In case you missed it in the holiday hustle, a team of researchers posted the most in depth analysis of the role of gender in grant review at the end of December. A prior 2007 meta analysis reported an alarming 7% gap between men and women in the review process, but variables were difficult to control. While the story gained international attention, few agencies made changes to the review process.

I don’t wear red dresses, but I think you get the idea of this picture.

A change in the review process in Canada allowed Holly Witteman, Michael Hendricks, Sharon Straus and Cara Tannenbaum to parse the role of the grant applicant vs. the role of the science while the team was able to build in controls for variables such as age, experience, discipline.

In their BioRxiv post, the scientists found women’s scores were on par with men’s when study sections were asked to evaluate the science of grant applications. However, when study sections were asked to evaluate the investigator, women’s scores suddenly dipped 4% lower than their male counterparts. Four percent is a huge difference in countries like the US and Canada where paylines hover around the 12th percentile.  

Canada has struggled with many of the same issues of gender and seniority bias as the US, leaving junior scientists and women struggling to maintain their labs. One can only imagine the program coordinators at NSF, NIH, CIHR and other funding agencies should now be more eager to cherry pick top rated grants from female PIs to correct this problem and making immediate fixes to both inform panels about this bias and expose them to training on unconscious bias.

In addition to their extremely well-presented data, this paper is worthy of your attention for how it lays out the devastating landscape of professional biases documented against women in STEM.

I’ve taken the liberty of showing a few of their examples which come with ample citations.

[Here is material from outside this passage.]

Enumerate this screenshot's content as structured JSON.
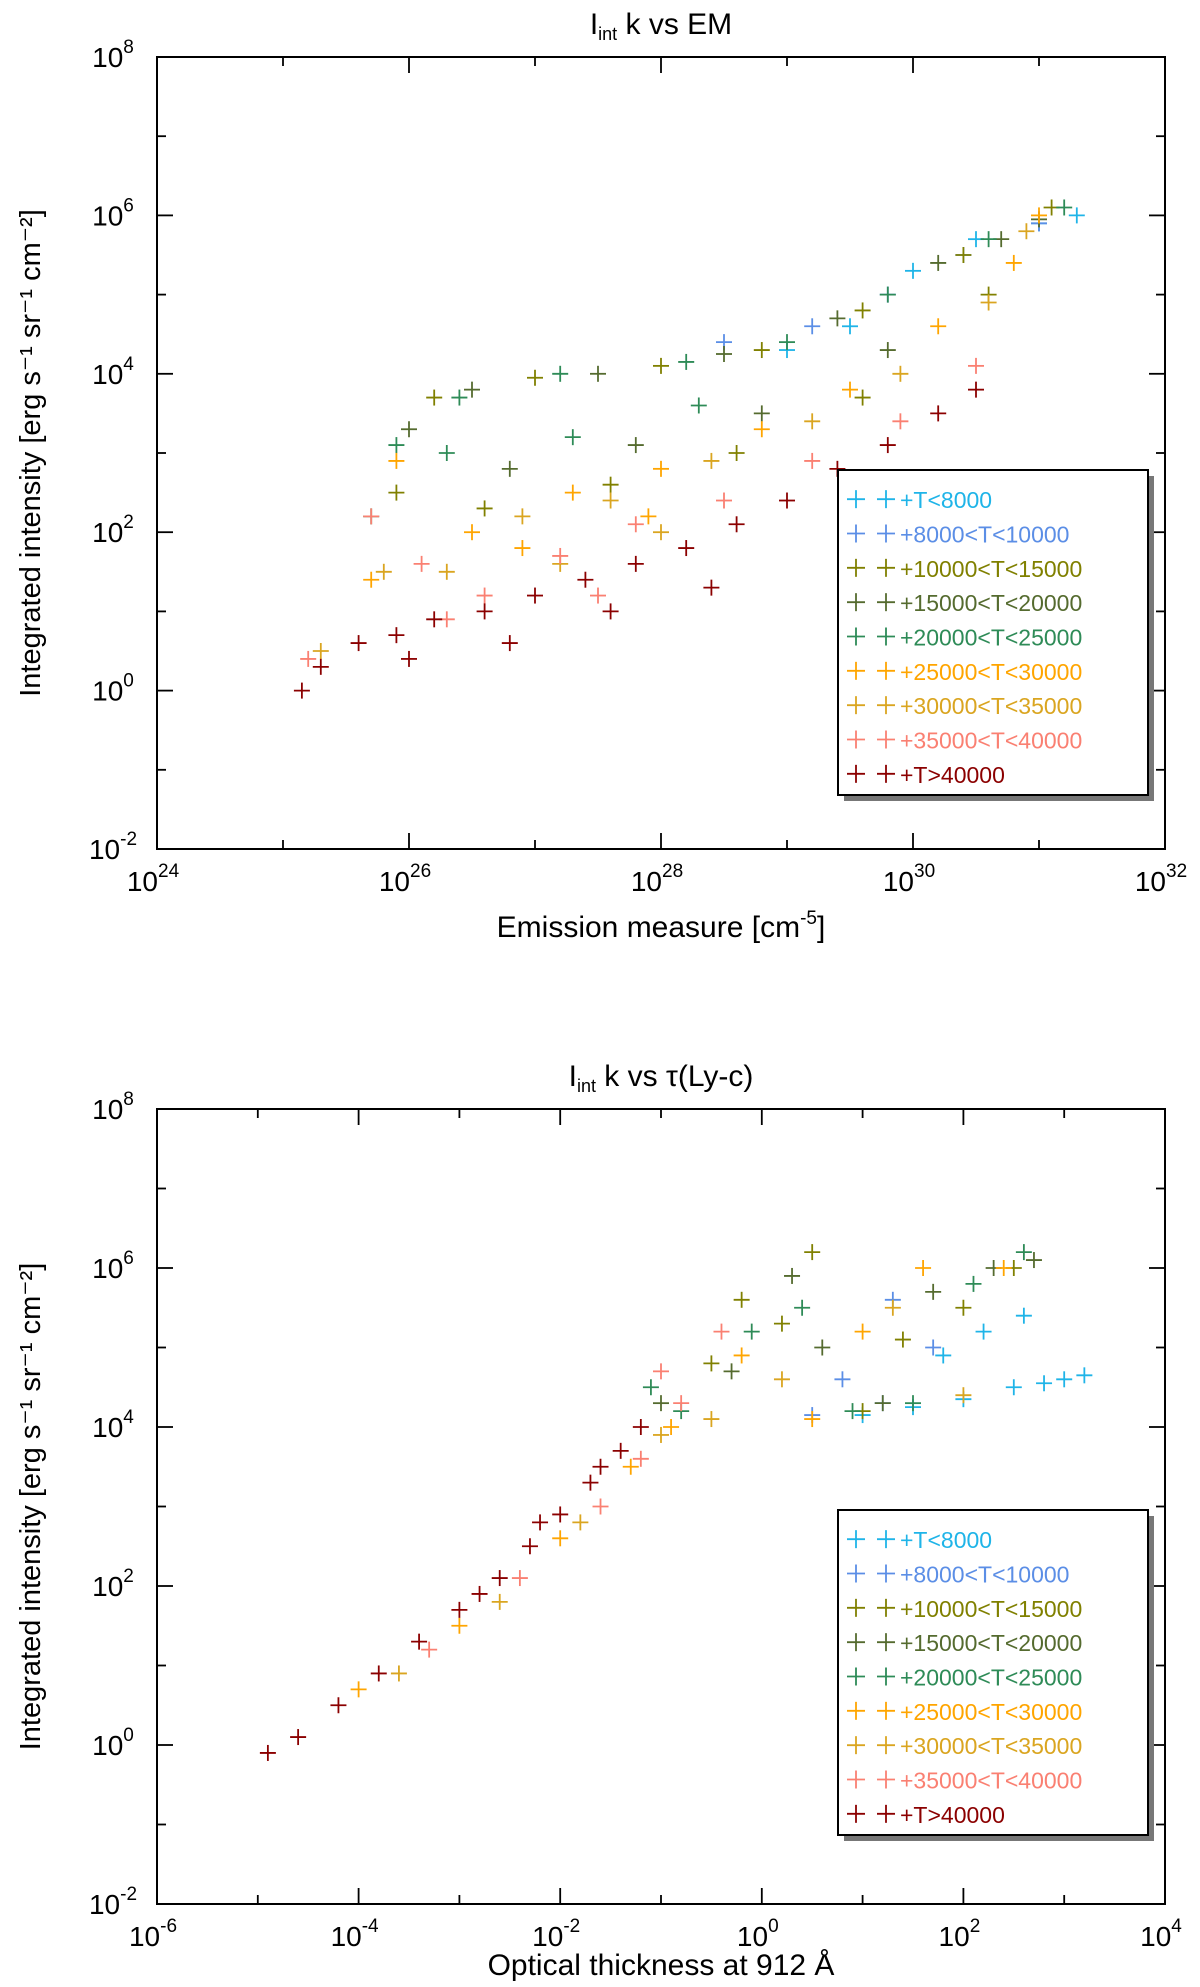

  • Compared to men, women are more often characterized as lacking the brilliance, drive, and talent required to carry a novel line of inquiry through to discovery with children as young as six years old endorsing such stereotypes.
  • Women are less likely than men to be viewed as scientific leaders or depicted as scientists.
  • Women in academia contribute more labor for less credit on publications, receive less compelling letters of recommendation, are expected to do more service work, receive systematically lower teaching evaluations despite no differences in teaching effectiveness, and are more likely to experience harassment.
  • While men in academia have more successful careers after taking parental leave, women’s careers suffer after the same.
  • Women receive less start-up funding as biomedical scientists and are underrepresented in invitations to referee papers.
  • Compared to publications led by men, those led by women take longer to publish and are cited less often, even when published in higher-impact journals.
  • Papers and conference abstracts led by women are accepted more frequently when reviewers are blinded to the identities of the authors.

If you are thinking about unconscious bias in your review process, I am a huge fan of taking this offering from Harvard scientists – an online test (free) and seeing how you do and checking out Catalyst’s numbers on bias in the workplace.

The results just might surprise you.